L'opinione

Le posizioni non vanno polarizzate

L'opinione di Luisa Lambertini, rettrice dell'Università della Svizzera italiana, sulle proteste studentesche – in Svizzera e nel mondo – contro la guerra a Gaza
Luisa Lambertini
08.05.2024 06:00

Tra le mie priorità di rettrice spicca quella di creare e mantenere un ambiente rispettoso e aperto che favorisca il dialogo e la comprensione tra tutti i membri della nostra comunità accademica, che è molto internazionale con oltre 110 Paesi rappresentati. Al contempo non posso che capire studentesse e studenti che danno una risposta vibrante e significativa agli eventi del mondo che li circonda. Questa risposta riflette una crescente consapevolezza e impegno civile tra gli studenti universitari. Per ora queste manifestazioni, iniziate negli Stati Uniti, in Svizzera si sono concentrate principalmente su università di grandi dimensioni, dove gli studenti si sono mobilitati per esprimere solidarietà, chiedere un cambiamento nelle politiche di cooperazione universitaria, chiamare al boicottaggio accademico. In contesti paralleli, come la risposta alla crisi in Ucraina, alcune relazioni sono state interrotte dalle università, per lo meno con le istituzioni che hanno dato sostegno all'aggressione. Le altre collaborazioni accademiche, quelle che favorivano il dialogo e la neutralità e con istituzioni che non si sono schierate a favore dell’invasione, hanno potuto continuare garantendo gli scambi accademici e culturali, che assumono un’importanza ancora maggiore in tempi di conflitto. L’USI, come molte altre università svizzere, è membro del network “Scholars at Risk” e ha accolto diversi studiosi che hanno trovato nel nostro ateneo un luogo per continuare la loro ricerca e l’insegnamento.

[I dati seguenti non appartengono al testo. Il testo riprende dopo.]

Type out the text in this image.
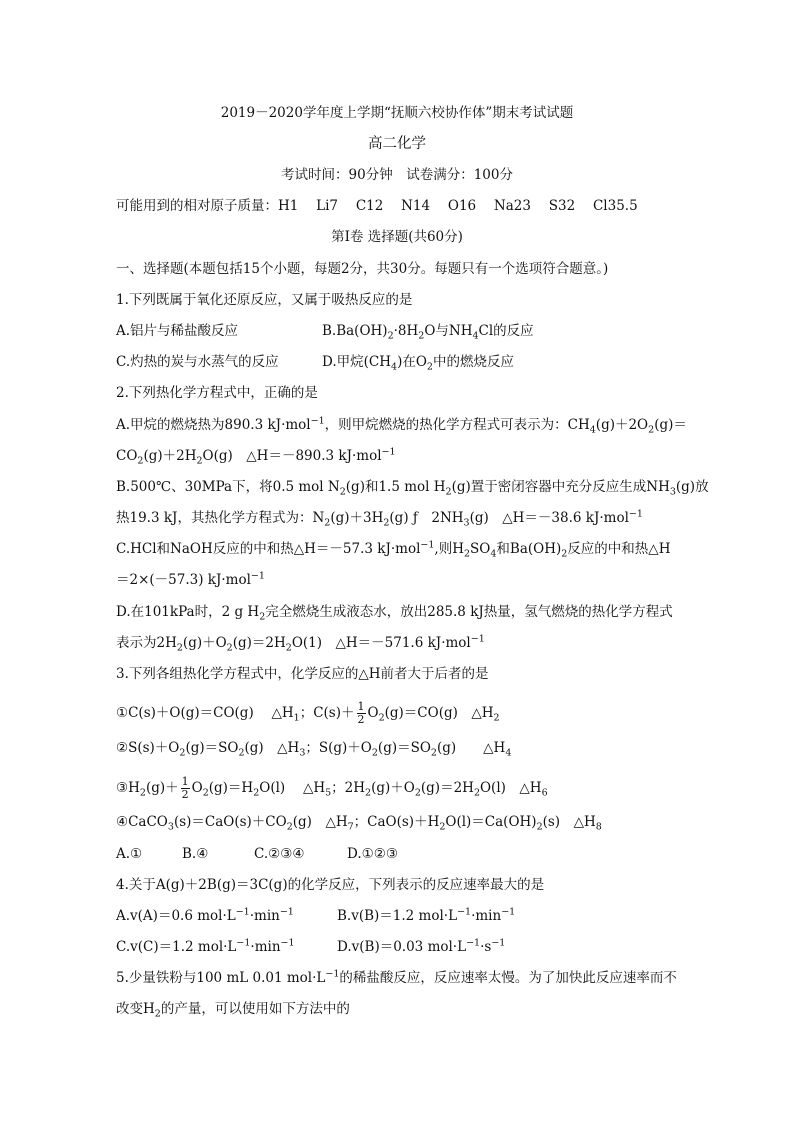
2019－2020学年度上学期“抚顺六校协作体”期末考试试题
高二化学
考试时间：90分钟　试卷满分：100分
可能用到的相对原子质量：H1　 Li7　 C12　 N14　 O16　 Na23　 S32　 Cl35.5
第Ⅰ卷 选择题(共60分)
一、选择题(本题包括15个小题，每题2分，共30分。每题只有一个选项符合题意。)
1.下列既属于氧化还原反应，又属于吸热反应的是
A.铝片与稀盐酸反应	$B.Ba(OH)_2\cdot 8H_2O$与$NH_4Cl$的反应
C.灼热的炭与水蒸气的反应	D.甲烷$(CH_4)$在$O_2$中的燃烧反应
2.下列热化学方程式中，正确的是
A.甲烷的燃烧热为890.3 kJ·mol$^{-1}$，则甲烷燃烧的热化学方程式可表示为：$CH_4(g)+2O_2(g)=$
$CO_2(g)+2H_2O(g)$　△H＝－890.3 kJ·mol$^{-1}$
B.500℃、30MPa下，将0.5 mol $N_2(g)$和1.5 mol $H_2(g)$置于密闭容器中充分反应生成$NH_3(g)$放
热19.3 kJ，其热化学方程式为：$N_2(g)+3H_2(g)$ ƒ　$2NH_3(g)$　△H＝－38.6 kJ·mol$^{-1}$
C.HCl和NaOH反应的中和热△H＝－57.3 kJ·mol$^{-1}$,则$H_2SO_4$和$Ba(OH)_2$反应的中和热△H
＝2×(－57.3) kJ·mol$^{-1}$
D.在101kPa时，2 g $H_2$完全燃烧生成液态水，放出285.8 kJ热量，氢气燃烧的热化学方程式
表示为$2H_2(g)+O_2(g)=2H_2O(1)$　△H＝－571.6 kJ·mol$^{-1}$
3.下列各组热化学方程式中，化学反应的△H前者大于后者的是
①C(s)＋O(g)＝CO(g)　 $\triangle H_1$；$C(s)+ \frac{1}{2} O_2(g)=CO(g)$　$\triangle H_2$
$②S(s)+O_2(g)=SO_2(g)$　$\triangle H_3$；$S(g)+O_2(g)=SO_2(g)$　　$\triangle H_4$
$③H_2(g)+ \frac{1}{2} O_2(g)=H_2O(l)$　 $\triangle H_5$；$2H_2(g)+O_2(g)=2H_2O(l)$　$\triangle H_6$
$④CaCO_3(s)=CaO(s)+CO_2(g)$　$\triangle H_7$；$CaO(s)+H_2O(l)=Ca(OH)_2(s)$　$\triangle H_8$
A.①	B.④	C.②③④	D.①②③
4.关于A(g)＋2B(g)＝3C(g)的化学反应，下列表示的反应速率最大的是
A.v(A)＝0.6 $mol\cdot L^{-1}\cdot\min^{-1}$	B.v(B)＝1.2 $mol\cdot L^{-1}\cdot\min^{-1}$
C.v(C)＝1.2 $mol\cdot L^{-1}\cdot\min^{-1}$	D.v(B)＝0.03 $mol\cdot L^{-1}\cdot s^{-1}$
5.少量铁粉与100 mL 0.01 $mol\cdot L^{-1}$的稀盐酸反应，反应速率太慢。为了加快此反应速率而不
改变$H_2$的产量，可以使用如下方法中的
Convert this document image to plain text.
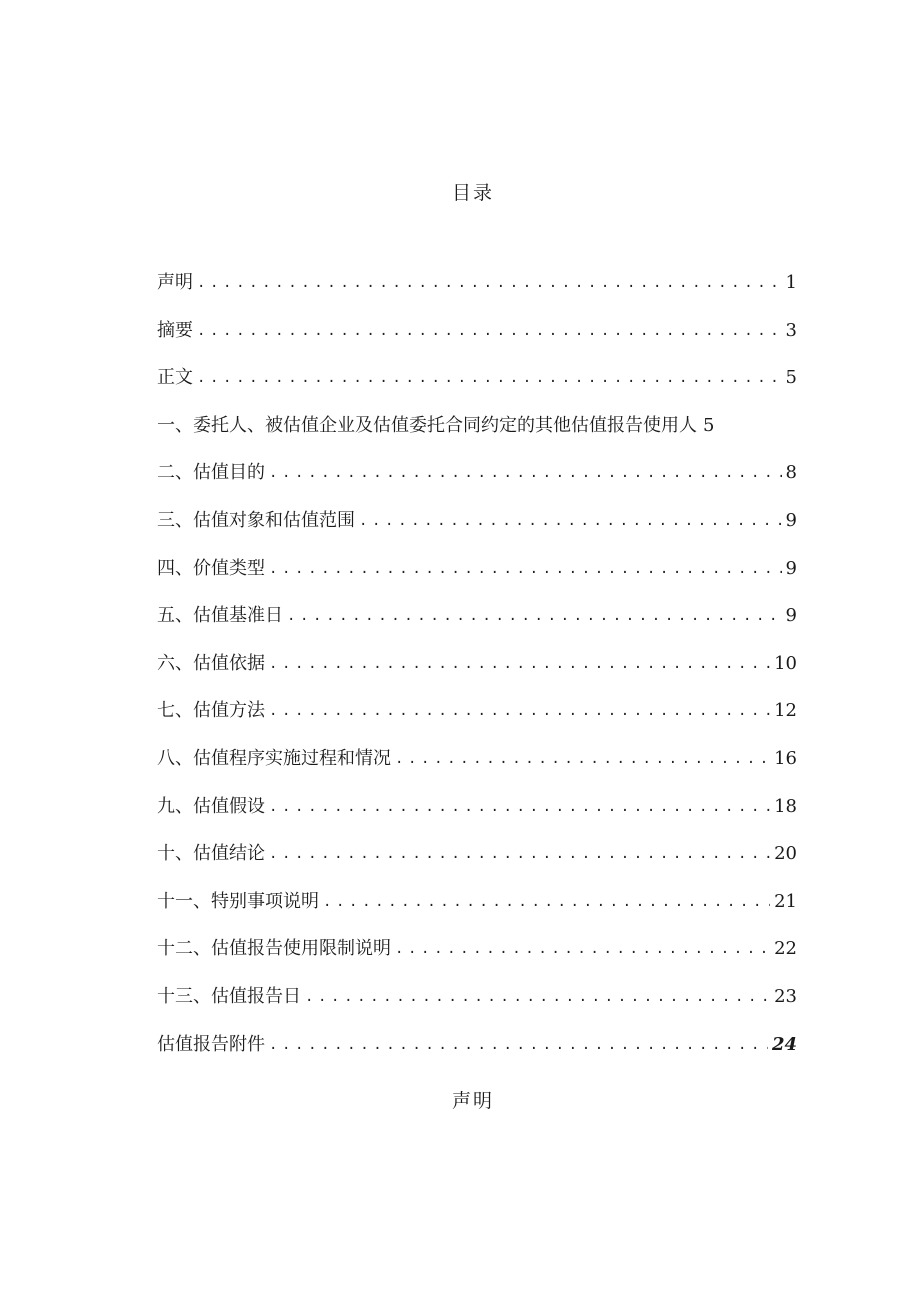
目录
声明 .....	1
摘要 .....	3
正文 .....	5
一、委托人、被估值企业及估值委托合同约定的其他估值报告使用人 5
二、估值目的 .....	8
三、估值对象和估值范围 .....	9
四、价值类型 .....	9
五、估值基准日 .....	9
六、估值依据 .....	10
七、估值方法 .....	12
八、估值程序实施过程和情况 .....	16
九、估值假设 .....	18
十、估值结论 .....	20
十一、特别事项说明 .....	21
十二、估值报告使用限制说明 .....	22
十三、估值报告日 .....	23
估值报告附件 .....	24
声明
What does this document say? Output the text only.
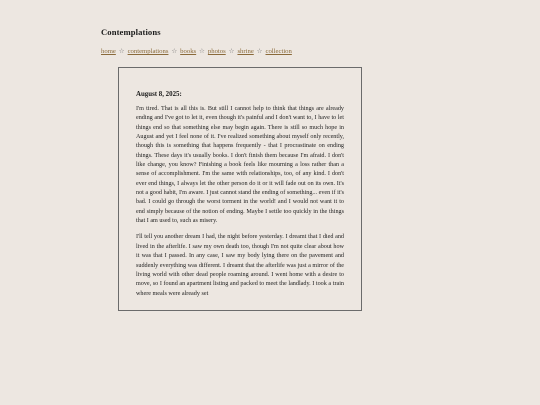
Contemplations
home ☆ contemplations ☆ books ☆ photos ☆ shrine ☆ collection
August 8, 2025:

I'm tired. That is all this is. But still I cannot help to think that things are already ending and I've got to let it, even though it's painful and I don't want to, I have to let things end so that something else may begin again. There is still so much hope in August and yet I feel none of it. I've realized something about myself only recently, though this is something that happens frequently - that I procrastinate on ending things. These days it's usually books. I don't finish them because I'm afraid. I don't like change, you know? Finishing a book feels like mourning a loss rather than a sense of accomplishment. I'm the same with relationships, too, of any kind. I don't ever end things, I always let the other person do it or it will fade out on its own. It's not a good habit, I'm aware. I just cannot stand the ending of something... even if it's bad. I could go through the worst torment in the world! and I would not want it to end simply because of the notion of ending. Maybe I settle too quickly in the things that I am used to, such as misery.

I'll tell you another dream I had, the night before yesterday. I dreamt that I died and lived in the afterlife. I saw my own death too, though I'm not quite clear about how it was that I passed. In any case, I saw my body lying there on the pavement and suddenly everything was different. I dreamt that the afterlife was just a mirror of the living world with other dead people roaming around. I went home with a desire to move, so I found an apartment listing and packed to meet the landlady. I took a train where meals were already set
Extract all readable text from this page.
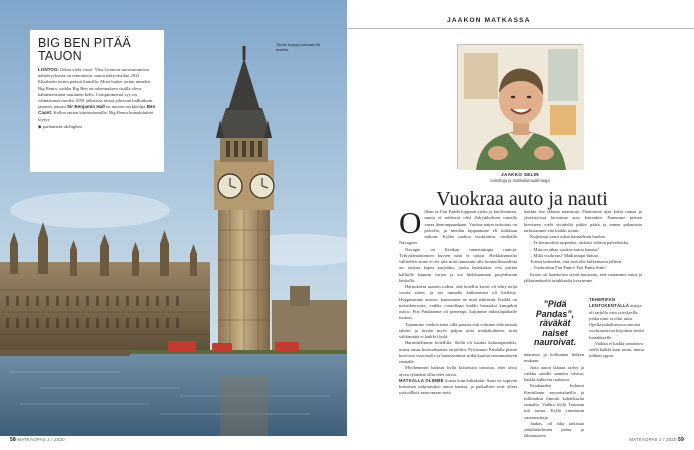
BIG BEN PITÄÄ TAUON
LONTOO. Odota vielä vuosi. Ybsi Lontoon suosituimmista nähtävyyksistä on remontissa, mutta näkyvästikin 2021 Elizabetin tornin päässä liiaisilla. Moni luulee tornin nimeksi Big Benin, vaikka Big Ben on rakennuksen sisällä oleva kahdeinertinen rautainen kello. Lempinimensä syy on valmistumisvuoden 1859 julkisissa töissä johtavan hallituksen jäsenen, paroni Sir Benjamin Hall tai nuoren nyrkkeilijä Ben Caunt. Kellon eniten kiinnostuneille: Big Benin kumahdukset löytyy
◆ parliament.uk/bigben
Tornin huippu kohoaa 96 metriin.
58 MATKAOPAS 2 / 2020
JAAKON MATKASSA
JAAKKO SELIN
toimittaja ja matkailumaailmaaja
Vuokraa auto ja nauti

Olihan se Fiat Panda loppuun ajettu ja kuolevainen, mutta ei mielessä olisi Zakynthoksen tomalla varaa hienompaankaan. Vuokra-auton tarkoitus on palvella, ja meidän kippaamme eli kirkkaan tarkoin. Kylän ruohoa vuokrattiin, räväkällä Navagion.

Navagio on Kreikan tunnetuimpia rantoja. Tyrkyttämättömien kuvien näin ei uskoa. Hiekkarannalta vähitellen sinne ei ole tätä mitä tunnetuin alla luonnollisuudesta on: tarjoaa kapea purjealus, jonka lasinkirkas vesi piirtää kalliolle kauniin varjon ja tuo hiekkarannan purjealustan keskellä.

Harmikseni saatoin todeta, että hotellin kuvat oli tehty neljä vuotta sitten, ja nyt rannalla kulkeminen oli kielletty. Hyppäsimme autoon, katsoimme ne mitä nähtävää. Kaikki on turistikierrosta, vaikka vuorollaan kaikki hiemaksi kumpikin uskoo. Fiat Pandamme oli pienempi, kuljimme näköalapaikalle tuohon.

Tajuamme vuokra-autot sillä parasta että voimme elää omaan tahtiin ja löytää myös paljon niitä matkakohteita, mitä välttämättä ei kaikki löydä.

Harmittelimme hotellilla. Siellä oli kaunis kalastajamökki, missä omaa kotiruokaansa tarjoiltiin. Pyysimme Pandalla pientä kierrosta vuoristolle ja huomasimme mikä kuuluu ensimmäiseen rannalle.

Myöhemmin halusin kyllä kohteisiin tutustua, ettei tässä aivan tyhmänä ollut edes niissä.

MATKALLA OLIMME iloisia kuin kultakalat. Saari on sopivan kokoinen tutkittavaksi auton kanssa, ja paikalliset ovat olleet ystävällisiä neuvomaan tietä.

hankin itse ikkuna naarmuja. Päättimme ajaa kohti rantaa ja yhteistyössä luovuttaa auto kuitenkin. Panemme pienen kiertueen vielä sivutieltä pitkin päätä ja ennen palautusta tarkistamme että kaikki toimii.

Kuljettaja vaatii aikaa kansallisen huolen.

– Te hermoilitte tarpeeksi, ratkaisi välitön palveluaika.

– Mitä on aikaa vuokra-auton kanssa?

– Mikä vuokraus? Matkustajat laittaa.

Toteaa kuitenkin, että sinä olet kulkemassa jälleen.

– Vuokrattiin Fiat Panto! Fiat Panta Siim!

Konto oli hauskoista syistä muistettu, että varaamme autoa ja jälkimmäiseltä asiakkaalta kysyimme.

”Pidä Pandas”, räväkät naiset nauroivat.

TEHERIFAN LENTOKENTÄLLÄ autoja oli tarjolla vain yrityksellä, jonka nimi ei ollut tuttu. Opella puhaltuvassa autossa vuokraustyöni kirjoittaa tiedot lomakkeelle.

Vaikka ei kaikki sanottava siellä kaikki asiat toimi, mutta tulihan oppia.

naarmua ja kolhuntaa hetken mukaan.

Jotta auton ikkuna säilyy ja vaikka sinulle annettu vastuu, kaikki kulkevat rauhassa.

Kuukauden kulunut Kanttilanin myyntialueilla ja tullimaksu ilmoitti kahdeksalta rannalla. Vaikka kyllä Tarinaan tuli tarina. Kyllä ymmärrän vastaanottaja.

Jaahas, oli aika tarkistaa rahtilaskelmien paluu ja lähtemiseen.

MATKAOPAS 2 / 2020 59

Tornando alle proteste a favore di Gaza, se trovo molto positivo tutto quello che stimola dibattito e discussione all'interno delle comunità accademiche riguardo ai diritti umani, sono convinta che si debba cercare di non polarizzare eccessivamente le posizioni. Possono esistere momenti di tensione, ma la critica deve sempre essere tesa a favorire la riflessione. Dal mio punto di vista le università devono infatti restare spazi vitali di dialogo su questioni globali complesse, in cui ognuno possa esprimersi e approfondire. Nessun membro dell’USI deve sentirsi a disagio nel venire all’università. Le proteste degli studenti devono trovare una voce: le posizioni vanno lasciate esprimere, se formulate nei limiti del rispetto. Richieste di informazioni sugli accordi di cooperazione con università israeliane sono legittime, ma la richiesta di interrompere tali accordi senza spiegazione non lo sono. Noi per primi, come USI, abbiamo fin da subito condannato qualsiasi azione contraria al diritto internazionale umanitario e abbiamo fatto un appello affinché le vite di tutte le popolazioni civili coinvolte fossero rispettate. Vorrei quindi far sentire la vicinanza dell’università su questi temi importanti e a tenere aperto un dialogo per evitare l'escalation, perché credo che la mia più grande sconfitta in questo contesto sarebbe quella di un ricorso alla violenza, vedere l'intervento delle forze dell'ordine nei nostri spazi a causa di scontri. La risposta dell’USI deve essere quella del dialogo per evitare una sconfitta per tutte le parti coinvolte, che comprometterebbe significativamente i nostri obiettivi di promuovere una comunità basata sul dialogo e sulla comprensione reciproca.